Eski köy evlerimizin odalarının içerisinde özenle yapılmış bir tahta eni ve boyunda ebatı olan “oda rafları” bulunurdu. Günlük kullanılan ihtiyaç maddeleri; iğne, kibrit, mum, “şişeli lamba”, “fiske lambası” ayna, tarak, makas, çuvaldız, terramisin denilen yara merhemi, babalarımızın tıraş jileti ve makineleri ile varsa kitaplar bu raflarda bulunurdu.
Eski köy evlerimizde genellikle “açık ocak” biçimindeki yerlerde ateşler yakılır ve ısınılırdı. Yemeklerde bu ateş ocağında pişirilirdi.

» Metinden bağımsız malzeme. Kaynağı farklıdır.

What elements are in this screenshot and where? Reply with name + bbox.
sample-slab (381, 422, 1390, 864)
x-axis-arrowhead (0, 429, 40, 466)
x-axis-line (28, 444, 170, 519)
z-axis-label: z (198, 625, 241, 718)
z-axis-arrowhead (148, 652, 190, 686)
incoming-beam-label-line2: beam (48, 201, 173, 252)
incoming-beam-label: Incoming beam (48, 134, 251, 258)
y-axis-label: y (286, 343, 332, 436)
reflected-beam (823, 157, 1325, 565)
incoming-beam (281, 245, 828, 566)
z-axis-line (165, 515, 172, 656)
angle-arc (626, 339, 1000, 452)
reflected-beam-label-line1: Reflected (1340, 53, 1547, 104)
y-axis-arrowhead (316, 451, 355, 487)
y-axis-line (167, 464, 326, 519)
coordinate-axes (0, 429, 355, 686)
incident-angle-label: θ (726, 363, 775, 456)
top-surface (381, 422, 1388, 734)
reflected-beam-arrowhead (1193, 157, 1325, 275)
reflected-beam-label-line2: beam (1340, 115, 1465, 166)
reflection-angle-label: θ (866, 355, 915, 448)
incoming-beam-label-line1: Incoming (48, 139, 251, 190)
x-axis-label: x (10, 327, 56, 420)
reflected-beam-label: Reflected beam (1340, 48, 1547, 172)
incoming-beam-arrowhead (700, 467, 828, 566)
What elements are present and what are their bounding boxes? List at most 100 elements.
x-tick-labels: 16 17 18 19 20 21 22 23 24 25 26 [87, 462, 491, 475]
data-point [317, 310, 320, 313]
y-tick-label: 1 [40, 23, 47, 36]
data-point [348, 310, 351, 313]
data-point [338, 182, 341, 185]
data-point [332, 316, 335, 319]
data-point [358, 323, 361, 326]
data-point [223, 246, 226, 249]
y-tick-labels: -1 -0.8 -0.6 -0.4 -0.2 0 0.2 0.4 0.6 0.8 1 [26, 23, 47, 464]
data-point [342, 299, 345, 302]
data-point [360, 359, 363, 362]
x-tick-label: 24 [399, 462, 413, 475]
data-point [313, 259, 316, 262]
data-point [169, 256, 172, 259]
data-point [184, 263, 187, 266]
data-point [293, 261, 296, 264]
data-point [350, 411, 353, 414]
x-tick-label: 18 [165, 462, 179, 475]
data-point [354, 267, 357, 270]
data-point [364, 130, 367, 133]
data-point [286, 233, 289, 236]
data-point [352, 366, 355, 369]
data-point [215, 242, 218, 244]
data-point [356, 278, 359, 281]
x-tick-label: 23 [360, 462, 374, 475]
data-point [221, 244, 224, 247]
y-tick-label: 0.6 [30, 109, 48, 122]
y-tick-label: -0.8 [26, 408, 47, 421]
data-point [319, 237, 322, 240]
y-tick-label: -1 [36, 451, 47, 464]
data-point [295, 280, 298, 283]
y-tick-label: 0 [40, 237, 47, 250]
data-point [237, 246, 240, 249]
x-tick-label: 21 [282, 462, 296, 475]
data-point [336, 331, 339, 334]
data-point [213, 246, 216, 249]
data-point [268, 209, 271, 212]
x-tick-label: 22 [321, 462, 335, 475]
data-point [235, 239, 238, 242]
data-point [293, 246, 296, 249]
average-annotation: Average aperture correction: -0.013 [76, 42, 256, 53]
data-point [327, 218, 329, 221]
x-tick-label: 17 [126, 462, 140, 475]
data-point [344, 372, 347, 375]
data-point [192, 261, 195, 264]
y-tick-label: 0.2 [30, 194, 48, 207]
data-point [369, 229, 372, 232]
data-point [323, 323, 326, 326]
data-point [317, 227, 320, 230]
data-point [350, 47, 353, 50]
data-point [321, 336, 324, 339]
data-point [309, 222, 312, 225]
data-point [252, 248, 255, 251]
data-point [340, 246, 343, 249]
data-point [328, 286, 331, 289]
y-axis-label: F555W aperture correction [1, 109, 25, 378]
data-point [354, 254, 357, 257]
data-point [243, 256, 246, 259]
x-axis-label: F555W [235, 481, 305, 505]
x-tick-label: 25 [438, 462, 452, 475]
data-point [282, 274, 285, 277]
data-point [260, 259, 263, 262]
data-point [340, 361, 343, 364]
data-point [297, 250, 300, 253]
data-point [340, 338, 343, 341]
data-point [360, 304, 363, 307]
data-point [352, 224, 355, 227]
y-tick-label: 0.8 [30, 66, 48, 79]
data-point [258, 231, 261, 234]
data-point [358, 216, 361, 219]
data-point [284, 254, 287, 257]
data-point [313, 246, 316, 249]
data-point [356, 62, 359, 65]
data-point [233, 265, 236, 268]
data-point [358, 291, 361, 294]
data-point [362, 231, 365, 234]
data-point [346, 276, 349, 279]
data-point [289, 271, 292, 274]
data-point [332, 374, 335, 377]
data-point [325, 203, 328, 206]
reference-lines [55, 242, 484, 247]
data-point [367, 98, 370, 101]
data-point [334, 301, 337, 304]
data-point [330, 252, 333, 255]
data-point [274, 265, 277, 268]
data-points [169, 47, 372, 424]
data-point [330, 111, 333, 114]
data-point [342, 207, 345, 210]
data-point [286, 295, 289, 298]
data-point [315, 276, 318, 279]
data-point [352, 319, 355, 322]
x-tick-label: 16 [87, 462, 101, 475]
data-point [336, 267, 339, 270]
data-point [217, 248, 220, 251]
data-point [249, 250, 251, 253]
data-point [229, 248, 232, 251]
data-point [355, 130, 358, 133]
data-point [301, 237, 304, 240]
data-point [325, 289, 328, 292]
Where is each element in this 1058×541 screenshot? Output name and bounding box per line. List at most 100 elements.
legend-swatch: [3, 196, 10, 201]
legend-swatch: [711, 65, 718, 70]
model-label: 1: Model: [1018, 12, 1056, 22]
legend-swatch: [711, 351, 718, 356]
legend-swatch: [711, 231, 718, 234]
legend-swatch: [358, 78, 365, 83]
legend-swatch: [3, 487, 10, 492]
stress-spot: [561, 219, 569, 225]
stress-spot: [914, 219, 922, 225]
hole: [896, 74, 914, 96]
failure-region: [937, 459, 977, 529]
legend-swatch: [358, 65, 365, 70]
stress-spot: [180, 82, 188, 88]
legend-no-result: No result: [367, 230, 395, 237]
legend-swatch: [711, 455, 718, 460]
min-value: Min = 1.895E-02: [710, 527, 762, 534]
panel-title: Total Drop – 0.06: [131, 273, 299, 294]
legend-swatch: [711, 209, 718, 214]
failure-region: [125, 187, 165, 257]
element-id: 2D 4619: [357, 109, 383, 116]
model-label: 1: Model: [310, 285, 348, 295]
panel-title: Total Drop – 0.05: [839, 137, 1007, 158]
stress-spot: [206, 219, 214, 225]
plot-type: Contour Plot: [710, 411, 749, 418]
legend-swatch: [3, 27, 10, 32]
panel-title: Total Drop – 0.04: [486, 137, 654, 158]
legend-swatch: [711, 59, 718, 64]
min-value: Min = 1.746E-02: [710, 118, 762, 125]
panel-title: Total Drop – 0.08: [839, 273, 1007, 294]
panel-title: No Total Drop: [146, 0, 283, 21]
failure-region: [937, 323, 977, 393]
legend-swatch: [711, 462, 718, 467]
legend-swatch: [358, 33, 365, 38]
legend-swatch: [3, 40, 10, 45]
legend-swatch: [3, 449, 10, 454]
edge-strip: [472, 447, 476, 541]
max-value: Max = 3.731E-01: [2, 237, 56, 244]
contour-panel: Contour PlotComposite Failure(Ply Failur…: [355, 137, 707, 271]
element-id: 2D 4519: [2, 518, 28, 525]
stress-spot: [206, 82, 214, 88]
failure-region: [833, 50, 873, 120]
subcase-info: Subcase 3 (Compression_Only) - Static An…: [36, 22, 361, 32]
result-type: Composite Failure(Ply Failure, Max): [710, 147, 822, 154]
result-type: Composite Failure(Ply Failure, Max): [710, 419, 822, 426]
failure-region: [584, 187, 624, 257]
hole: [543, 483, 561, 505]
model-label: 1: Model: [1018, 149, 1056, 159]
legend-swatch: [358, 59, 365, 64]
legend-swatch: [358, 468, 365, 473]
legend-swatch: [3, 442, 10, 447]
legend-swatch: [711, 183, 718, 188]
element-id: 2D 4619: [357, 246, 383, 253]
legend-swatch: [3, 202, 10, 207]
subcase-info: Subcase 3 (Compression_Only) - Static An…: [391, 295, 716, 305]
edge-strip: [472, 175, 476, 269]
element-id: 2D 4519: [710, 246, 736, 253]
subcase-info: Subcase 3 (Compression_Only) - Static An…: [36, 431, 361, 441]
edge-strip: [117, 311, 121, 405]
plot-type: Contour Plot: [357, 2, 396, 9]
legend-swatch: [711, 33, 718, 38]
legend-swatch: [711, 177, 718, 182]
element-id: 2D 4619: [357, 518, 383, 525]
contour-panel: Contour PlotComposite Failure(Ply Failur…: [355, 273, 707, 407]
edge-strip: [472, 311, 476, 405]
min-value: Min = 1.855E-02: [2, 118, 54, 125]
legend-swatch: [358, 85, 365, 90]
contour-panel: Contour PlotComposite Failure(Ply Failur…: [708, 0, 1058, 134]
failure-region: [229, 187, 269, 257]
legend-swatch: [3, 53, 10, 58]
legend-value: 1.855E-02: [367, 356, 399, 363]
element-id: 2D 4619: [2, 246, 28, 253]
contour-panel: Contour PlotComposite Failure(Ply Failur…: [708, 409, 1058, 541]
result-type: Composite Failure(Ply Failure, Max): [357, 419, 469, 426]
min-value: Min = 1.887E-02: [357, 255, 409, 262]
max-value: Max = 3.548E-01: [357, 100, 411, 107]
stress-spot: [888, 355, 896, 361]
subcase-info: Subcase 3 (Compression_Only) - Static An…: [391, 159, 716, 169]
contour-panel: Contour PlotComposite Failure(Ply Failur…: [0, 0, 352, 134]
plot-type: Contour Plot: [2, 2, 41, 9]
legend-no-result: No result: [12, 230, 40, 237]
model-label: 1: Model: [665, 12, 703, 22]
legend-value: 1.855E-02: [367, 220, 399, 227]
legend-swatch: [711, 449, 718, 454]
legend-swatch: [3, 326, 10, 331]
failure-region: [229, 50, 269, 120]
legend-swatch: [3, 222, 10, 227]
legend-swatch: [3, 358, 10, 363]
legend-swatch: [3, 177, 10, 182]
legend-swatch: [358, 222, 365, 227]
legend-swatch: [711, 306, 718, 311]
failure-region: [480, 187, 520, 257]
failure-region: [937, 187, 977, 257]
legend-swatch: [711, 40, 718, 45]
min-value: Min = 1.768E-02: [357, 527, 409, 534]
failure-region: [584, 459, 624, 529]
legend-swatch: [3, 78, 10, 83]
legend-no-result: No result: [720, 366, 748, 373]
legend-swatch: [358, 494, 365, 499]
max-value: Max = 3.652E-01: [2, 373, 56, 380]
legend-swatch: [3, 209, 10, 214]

Ekmekler ise genelde tandırda pişirilirdi. ekmek belli bir zaman bekletilip, sıcaklığı giderildikten sonra ihtiyaca göre sofraya taşınırdı.
Yaşanılan zamanın özelliklerine göre köylerdeki ahşap evlerimizde kullandığımız alet ve yararlandığımız mekânlar ile hafızalarımızdan hâlâ silinmeyen güzel hatıralarımızı bu dönemi kısaca anlatarak yaşamış gibi olduk. Ama ne yazık ki o dönemin kültürünü oluşturan ahşap evlerimizi, küçükken kardeşlerimizle saklambaç oynadığımız az ışıklı odalarımızı ve günlük ihtiyaçlarımızın giderilmesini kolaylaştıran araç ve gereçlerimiz bu günlere kadar muhafaza edemedik. Hiç olmazsa o dönemi yaşayan insanlardan istifade etmek ümidiyle.